Monday, March 6, 2006

Iran Bus Drivers Strike - Regime Cracks Down

Where were the New York Times (no mention) and Washington Post (part of one column) and other major papers on this one? The MSM leaves it up to an opinion writer to publish a piece in the Wall Street Journal to bring us some of the most important news from Iran. This should have been front-page news the day it happened. For shame.

Elsewhere: BBC: nothing, Boston Globe: nothing, Chicago Tribune: nothing, LA Times: nothing, Washington Times: nothing, CS Monitor: nothing. Instead, this is only being reported on Iran or labor-movement niche sites (see Google News result).

In brief: the Revolution of 1979 outlawed unions. In 2004, the Union of Workers of the United Bus Company of Tehran re-organized, demanding better better uniforms, a pay raise, etc. Rather than negotiate, the government has chosen to terrorize the union with goons and secret police.

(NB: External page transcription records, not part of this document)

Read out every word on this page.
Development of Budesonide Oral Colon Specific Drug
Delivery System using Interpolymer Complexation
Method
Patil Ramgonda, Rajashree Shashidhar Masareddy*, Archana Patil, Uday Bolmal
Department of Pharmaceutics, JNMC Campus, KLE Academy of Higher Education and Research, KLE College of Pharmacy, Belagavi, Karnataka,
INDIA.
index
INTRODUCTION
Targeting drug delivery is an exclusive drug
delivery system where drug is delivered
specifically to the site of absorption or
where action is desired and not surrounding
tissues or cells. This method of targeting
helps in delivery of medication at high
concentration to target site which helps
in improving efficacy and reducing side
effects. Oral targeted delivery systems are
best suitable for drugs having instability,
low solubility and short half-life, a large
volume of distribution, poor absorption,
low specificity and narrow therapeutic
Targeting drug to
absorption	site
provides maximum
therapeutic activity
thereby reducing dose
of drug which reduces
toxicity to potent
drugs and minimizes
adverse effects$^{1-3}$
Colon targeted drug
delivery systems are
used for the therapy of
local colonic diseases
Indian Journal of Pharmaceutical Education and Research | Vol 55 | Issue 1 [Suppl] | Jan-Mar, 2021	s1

Excerpts from Roya Hakakian's article:
The executive committee's first meeting came under fire. Baton-wielding thugs shouting "The bus syndicate, the monarchs' hideout!" charged in, set their office on fire, beat everyone in attendance, and promised to cut off the tongue of [Mansour] Ossanloo if he continued his activities. As a sign of their seriousness, they ran a blade over his tongue, shaving a layer off. He has spoken with a lisp ever since...

Days before the strike, several members of the executive committee were summoned to appear before the Revolutionary Court, where they were ordered to call off the strike. When they refused, they were arrested and taken to prison. The officials had declared the strike illegal and threatened to fire all participants. In the days that followed, security forces launched mass arrests of the union members. Those who showed up on the day of the strike were beaten while watching members of the security forces cross their picket line to take their places behind the wheels. In the last week of January, an estimated 1,000 workers were arrested and taken into prison. Though hundreds were released upon signing guarantees that they would not participate in any strikes again, and received permission from the Revolutionary Court to return to work, the company itself refuses to let them back. On the eve of the Iranian New Year, hundreds of these workers have become unemployed. The six union leaders remain in prison incommunicado...

What did enlightened people do to support the strikers? Very little. Most Iranian intellectuals, former Marxist activists included, were consumed by polite electronic debates over the Dutch cartoons. Hundreds of striking drivers were arrested, as the cameras of the world's biggest news agencies shot images of the couple of dozen government-paid hoodlums throwing rocks at the Danish embassy in Tehran. Wives and children, even distant relatives of the activists, were hauled off into detention to force the union leaders to turn themselves in, as India's Communist Party threatened to leave the ruling coalition in New Delhi if India voted to refer Iran to the Security Council. Clearly, workers of the world ought to postpone uniting until other scores are settled.
This should have been reported. The MSM, for fear of deviating from its "plotline" on Iran, kept from us a happening that is far more important to the future of the Middle East than the cartoon brouhaha. I don't share with some the pretense that bloggers can take the place of professional, organized reporting, but we can and will blow the whistle when we see that they've supressed something vitally important.

1 comment:

Macro Guy said...

Thanks to the Boston Globe for linking to this article, despite my being critical of them! I'm deeply honored to have consecutive posts linked from the front page of Boston.com.